What are the responsibilities and job description for the HPC Solutions Architect position at GTN Technical Staffing?
HPC Solutions Architect
Location: Dallas, TX (Hybrid)
Type: Direct Hire
• Competitive base salary performance bonus
• 100% company-paid benefits
• Relocation available
Overview
We are seeking an HPC Solutions Architect to lead the design, integration, and delivery of advanced compute platforms supporting HPC, AI/ML workloads, and next-generation CaaS / GPUaaS environments.
This is a highly technical, customer-facing role focused on building scalable, high-performance architectures across compute, storage, networking, Kubernetes, and security domains. You will operate across the full solution lifecycle—from early-stage discovery and workload analysis through architecture design, proof-of-concept, deployment, and ongoing optimization.

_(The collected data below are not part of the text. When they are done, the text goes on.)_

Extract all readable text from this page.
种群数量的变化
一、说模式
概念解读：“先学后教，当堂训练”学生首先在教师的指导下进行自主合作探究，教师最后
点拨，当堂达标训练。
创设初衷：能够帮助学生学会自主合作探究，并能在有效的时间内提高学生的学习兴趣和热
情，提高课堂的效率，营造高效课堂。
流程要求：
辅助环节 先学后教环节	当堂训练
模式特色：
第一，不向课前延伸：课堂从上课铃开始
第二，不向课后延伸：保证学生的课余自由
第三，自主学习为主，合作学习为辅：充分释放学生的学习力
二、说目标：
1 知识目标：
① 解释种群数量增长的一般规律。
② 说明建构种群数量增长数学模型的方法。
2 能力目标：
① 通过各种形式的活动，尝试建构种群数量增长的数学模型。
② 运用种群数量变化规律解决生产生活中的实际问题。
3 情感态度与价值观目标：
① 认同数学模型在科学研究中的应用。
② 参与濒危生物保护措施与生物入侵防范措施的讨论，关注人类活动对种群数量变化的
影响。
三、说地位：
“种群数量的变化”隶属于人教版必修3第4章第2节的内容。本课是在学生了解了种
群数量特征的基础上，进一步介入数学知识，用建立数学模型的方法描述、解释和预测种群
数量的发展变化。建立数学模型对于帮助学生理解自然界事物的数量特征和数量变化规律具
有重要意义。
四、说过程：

The ideal candidate brings deep expertise in HPC and GPU-accelerated environments, with the ability to translate complex customer requirements into production-ready, scalable platform solutions in rapidly evolving AI infrastructure ecosystems.
Key Responsibilities
Customer Engagement & Technical Strategy
- Partner directly with customers to understand HPC, AI/ML, and GPUaaS / CaaS platform requirements, performance goals, and scaling challenges
- Lead technical discovery sessions to evaluate workloads, bottlenecks, and architecture trade-offs
- Serve as a trusted advisor across the full solution lifecycle
Solution Architecture & Platform Design
- Design end-to-end architectures across compute (CPU/GPU), storage, networking, orchestration, and security
- Architect solutions supporting GPU-as-a-Service (GPUaaS) and Container-as-a-Service (CaaS) delivery models
- Develop reference architectures, design blueprints, and integration frameworks
Performance Optimization & Workload Engineering
- Lead proof-of-concept, benchmarking, and validation efforts for HPC and AI workloads
- Perform workload profiling, system tuning, and performance optimization across distributed environments
- Optimize for scalability, efficiency, and reliability in GPU-accelerated platforms
Implementation & Solution Delivery
- Provide hands-on guidance during deployment to ensure successful integration into customer environments
- Partner with engineering, product, and operations teams to deliver end-to-end solutions
- Support deployment through production readiness and ongoing optimization
Cross-Functional Collaboration
- Collaborate with internal engineering and product teams to influence platform capabilities and roadmap
- Build relationships across GPU, networking, and storage vendor ecosystems
- Contribute to the evolution of HPC and AI platform offerings
Innovation & Technical Leadership
- Stay current on emerging technologies across GPUs, accelerators, interconnects, and orchestration frameworks
- Represent the organization in technical workshops, architecture reviews, and customer engagements
- Contribute to reusable frameworks, best practices, and reference architectures
Required Experience
- Proven experience in HPC solution architecture, distributed systems design, or large-scale AI infrastructure environments
- Strong expertise across:
- GPU and CPU architectures (NVIDIA ecosystem, CUDA)
- HPC and container-based schedulers (Slurm, Kubernetes)
- High-performance networking (InfiniBand, RDMA, RoCE)
- Distributed storage systems (Lustre, GPFS, Ceph, VAST)
- Kubernetes and container orchestration for HPC / AI workloads
- Security integration (identity, encryption, compliance)
- Experience designing or supporting CaaS and/or GPUaaS platforms or similar multi-tenant compute environments
- Strong Linux systems expertise including performance tuning and system-level optimization
- Ability to translate complex customer requirements into scalable architecture and implementation plans
- Strong communication skills with experience leading workshops, technical reviews, and customer engagements
- Experience working cross-functionally with engineering, product, and operations teams
- Ability to present complex technical concepts to both technical and executive audiences
Preferred Experience
- Experience delivering HPC or AI/ML workloads from design through deployment and optimization
- Familiarity with containerized HPC environments (Kubernetes, Singularity, etc.)
- Experience with automation, infrastructure-as-code, and platform engineering practices
- Background in proof-of-concept delivery, benchmarking, and workload migration
- Exposure to next-generation GPU architectures and high-speed interconnects
- Bachelor’s or Master’s degree in Computer Science, Engineering, Physics, or related field
- Relevant certifications (AWS, Azure, GCP, Kubernetes, Linux, networking)
Additional Requirements
- This position requires applicants to be currently authorized to work in the U.S. without employer sponsorship.
- We are unable to sponsor or take over sponsorship of employment visas at this time.
Salary : $175,000 - $275,000